So random guy from last night came over tonight. I told myself I wasn't going to sleep with him but he had some killer dirty talk and a big penis in his arsenal...what was I supposed to do? Supposedly he lost his virginity to his wife and since their divorce a year ago I'm the 1st girl he's slept with, I feel like I just re-took his virginity...I feel like a rockstar.
Do you know a sam ****, im at the bar right now and lookin for some dirt on her to guilt trip her in to sex
I'm not really sure how I got home, but judging by this headache, i'm assuming it involved bourbon.
ask me if i forgot to go to a midterm today
I've spent the last ten minutes rubbing glue sticks on the wall
Fuck you, jack daniels. I feel like satan laid an egg in my brain.

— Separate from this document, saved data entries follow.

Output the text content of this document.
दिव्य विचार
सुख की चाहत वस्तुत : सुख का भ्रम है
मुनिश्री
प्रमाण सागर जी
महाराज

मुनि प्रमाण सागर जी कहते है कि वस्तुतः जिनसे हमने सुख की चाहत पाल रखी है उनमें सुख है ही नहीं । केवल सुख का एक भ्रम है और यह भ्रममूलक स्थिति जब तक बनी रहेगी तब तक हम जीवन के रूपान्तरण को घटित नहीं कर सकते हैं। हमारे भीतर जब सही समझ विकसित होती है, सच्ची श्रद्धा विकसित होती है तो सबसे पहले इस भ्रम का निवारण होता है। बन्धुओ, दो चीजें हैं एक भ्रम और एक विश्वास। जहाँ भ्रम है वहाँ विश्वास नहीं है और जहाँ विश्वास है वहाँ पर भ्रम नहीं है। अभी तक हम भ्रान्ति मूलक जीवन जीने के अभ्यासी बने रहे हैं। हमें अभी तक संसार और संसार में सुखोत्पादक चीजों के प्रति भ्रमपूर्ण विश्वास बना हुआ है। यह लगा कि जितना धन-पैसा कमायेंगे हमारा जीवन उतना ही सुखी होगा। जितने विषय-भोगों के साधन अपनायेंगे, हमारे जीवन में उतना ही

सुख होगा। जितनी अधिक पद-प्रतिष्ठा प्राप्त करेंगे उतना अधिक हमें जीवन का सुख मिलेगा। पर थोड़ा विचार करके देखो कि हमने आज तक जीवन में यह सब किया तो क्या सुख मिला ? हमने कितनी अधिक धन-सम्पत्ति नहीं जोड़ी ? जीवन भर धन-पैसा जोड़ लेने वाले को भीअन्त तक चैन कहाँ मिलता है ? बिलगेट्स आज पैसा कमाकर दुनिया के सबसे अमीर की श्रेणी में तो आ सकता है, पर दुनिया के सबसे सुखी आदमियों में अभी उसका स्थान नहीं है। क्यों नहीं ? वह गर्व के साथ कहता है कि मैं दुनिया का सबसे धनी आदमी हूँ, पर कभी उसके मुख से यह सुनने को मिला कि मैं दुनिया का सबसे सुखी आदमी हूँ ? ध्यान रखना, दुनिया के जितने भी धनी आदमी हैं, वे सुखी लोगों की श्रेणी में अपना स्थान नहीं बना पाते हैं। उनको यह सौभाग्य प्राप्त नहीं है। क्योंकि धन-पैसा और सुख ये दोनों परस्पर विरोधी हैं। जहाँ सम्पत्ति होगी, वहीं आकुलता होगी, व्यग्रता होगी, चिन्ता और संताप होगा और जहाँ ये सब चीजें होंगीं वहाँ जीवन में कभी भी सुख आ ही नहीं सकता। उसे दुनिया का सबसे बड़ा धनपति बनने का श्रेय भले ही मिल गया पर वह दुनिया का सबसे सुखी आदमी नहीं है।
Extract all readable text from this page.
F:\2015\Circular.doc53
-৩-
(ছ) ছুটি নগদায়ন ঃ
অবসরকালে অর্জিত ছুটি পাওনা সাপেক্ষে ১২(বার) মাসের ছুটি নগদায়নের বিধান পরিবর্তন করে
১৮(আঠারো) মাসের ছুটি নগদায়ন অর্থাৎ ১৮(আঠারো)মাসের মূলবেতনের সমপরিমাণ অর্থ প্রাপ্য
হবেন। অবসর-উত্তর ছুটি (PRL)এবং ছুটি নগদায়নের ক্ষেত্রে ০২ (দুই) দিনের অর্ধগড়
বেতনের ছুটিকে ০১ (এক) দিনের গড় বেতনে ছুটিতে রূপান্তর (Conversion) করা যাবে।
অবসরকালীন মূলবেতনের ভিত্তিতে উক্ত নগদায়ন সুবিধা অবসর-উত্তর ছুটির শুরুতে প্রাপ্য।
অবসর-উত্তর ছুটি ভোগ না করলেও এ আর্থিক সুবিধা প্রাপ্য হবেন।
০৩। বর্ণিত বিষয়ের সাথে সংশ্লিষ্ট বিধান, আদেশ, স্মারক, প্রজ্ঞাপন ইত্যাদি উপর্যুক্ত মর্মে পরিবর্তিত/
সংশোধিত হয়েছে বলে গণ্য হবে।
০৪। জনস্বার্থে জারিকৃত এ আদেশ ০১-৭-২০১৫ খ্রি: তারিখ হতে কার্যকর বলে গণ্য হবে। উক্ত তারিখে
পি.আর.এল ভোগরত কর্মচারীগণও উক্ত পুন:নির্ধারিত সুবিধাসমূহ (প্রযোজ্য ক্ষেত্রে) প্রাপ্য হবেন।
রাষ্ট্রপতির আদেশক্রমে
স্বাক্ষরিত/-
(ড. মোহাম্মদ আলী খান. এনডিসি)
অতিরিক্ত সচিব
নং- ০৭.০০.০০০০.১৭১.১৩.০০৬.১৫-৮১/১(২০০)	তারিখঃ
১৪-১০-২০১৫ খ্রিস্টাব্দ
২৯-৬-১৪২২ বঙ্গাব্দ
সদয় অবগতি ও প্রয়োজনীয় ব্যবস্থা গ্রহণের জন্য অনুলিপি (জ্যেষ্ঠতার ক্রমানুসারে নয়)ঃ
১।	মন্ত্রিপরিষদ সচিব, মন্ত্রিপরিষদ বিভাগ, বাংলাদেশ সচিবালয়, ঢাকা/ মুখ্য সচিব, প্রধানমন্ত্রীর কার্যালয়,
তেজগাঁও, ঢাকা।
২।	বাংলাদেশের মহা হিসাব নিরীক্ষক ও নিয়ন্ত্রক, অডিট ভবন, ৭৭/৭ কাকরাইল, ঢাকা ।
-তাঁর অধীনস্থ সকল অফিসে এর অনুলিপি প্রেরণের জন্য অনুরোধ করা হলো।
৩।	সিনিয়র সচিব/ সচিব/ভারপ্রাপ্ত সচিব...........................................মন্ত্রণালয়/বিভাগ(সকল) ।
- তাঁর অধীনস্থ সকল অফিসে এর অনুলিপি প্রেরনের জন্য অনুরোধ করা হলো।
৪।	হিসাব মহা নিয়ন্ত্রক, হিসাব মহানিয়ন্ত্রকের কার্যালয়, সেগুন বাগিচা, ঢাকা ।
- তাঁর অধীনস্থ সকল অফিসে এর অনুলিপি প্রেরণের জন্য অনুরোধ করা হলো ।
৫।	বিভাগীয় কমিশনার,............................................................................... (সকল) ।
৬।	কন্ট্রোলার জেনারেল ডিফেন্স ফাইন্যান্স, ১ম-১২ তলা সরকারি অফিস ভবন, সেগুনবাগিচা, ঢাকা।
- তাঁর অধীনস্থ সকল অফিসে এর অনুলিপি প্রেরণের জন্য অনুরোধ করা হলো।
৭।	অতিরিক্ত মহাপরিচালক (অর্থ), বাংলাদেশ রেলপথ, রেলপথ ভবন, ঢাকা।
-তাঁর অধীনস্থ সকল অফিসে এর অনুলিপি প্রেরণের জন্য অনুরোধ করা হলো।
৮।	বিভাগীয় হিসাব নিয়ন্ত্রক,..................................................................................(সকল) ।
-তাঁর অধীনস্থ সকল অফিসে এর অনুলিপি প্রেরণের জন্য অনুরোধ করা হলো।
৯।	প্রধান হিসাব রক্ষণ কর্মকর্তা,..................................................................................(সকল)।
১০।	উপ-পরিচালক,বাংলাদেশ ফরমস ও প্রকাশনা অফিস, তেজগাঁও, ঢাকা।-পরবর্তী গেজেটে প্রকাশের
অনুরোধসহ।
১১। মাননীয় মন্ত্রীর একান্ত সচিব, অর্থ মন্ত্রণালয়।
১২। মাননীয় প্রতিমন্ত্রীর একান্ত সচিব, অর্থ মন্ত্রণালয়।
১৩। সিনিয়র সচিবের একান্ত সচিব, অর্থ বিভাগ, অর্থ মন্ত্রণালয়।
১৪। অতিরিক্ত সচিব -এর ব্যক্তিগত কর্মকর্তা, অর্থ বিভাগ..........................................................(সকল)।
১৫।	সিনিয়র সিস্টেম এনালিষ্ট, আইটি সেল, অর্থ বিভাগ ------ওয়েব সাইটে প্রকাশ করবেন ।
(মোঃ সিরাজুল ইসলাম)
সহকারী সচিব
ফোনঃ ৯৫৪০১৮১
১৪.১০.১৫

We smoked speed and opium for the first time. ended up harvesting cucumbers with locals at 9am in a farmers field. Laos is fuckin crazy.
Also, even though this really sucks now, we will look back on this one day and laugh at the time we all got arrested on Thanksgiving
I`m watching Shallow Hal & Jack Black has better nipples than Jimmy's chick.
I slept through 4/20 and my roommates bought an entire ham that's just sitting in the fridge...
I want you more than I want a burrito.
I'm not as filling.
He came on my face and he was genuinely concerned about getting it in my hair. I'm marrying him.
ETA 20 minutes and if you greet me at the door with a gin & tonic I’ll give you head.
I've seen too many naked penises for this to be a normal Monday morning
When do you think the murder is going to happen in this Lifetime movie of ours?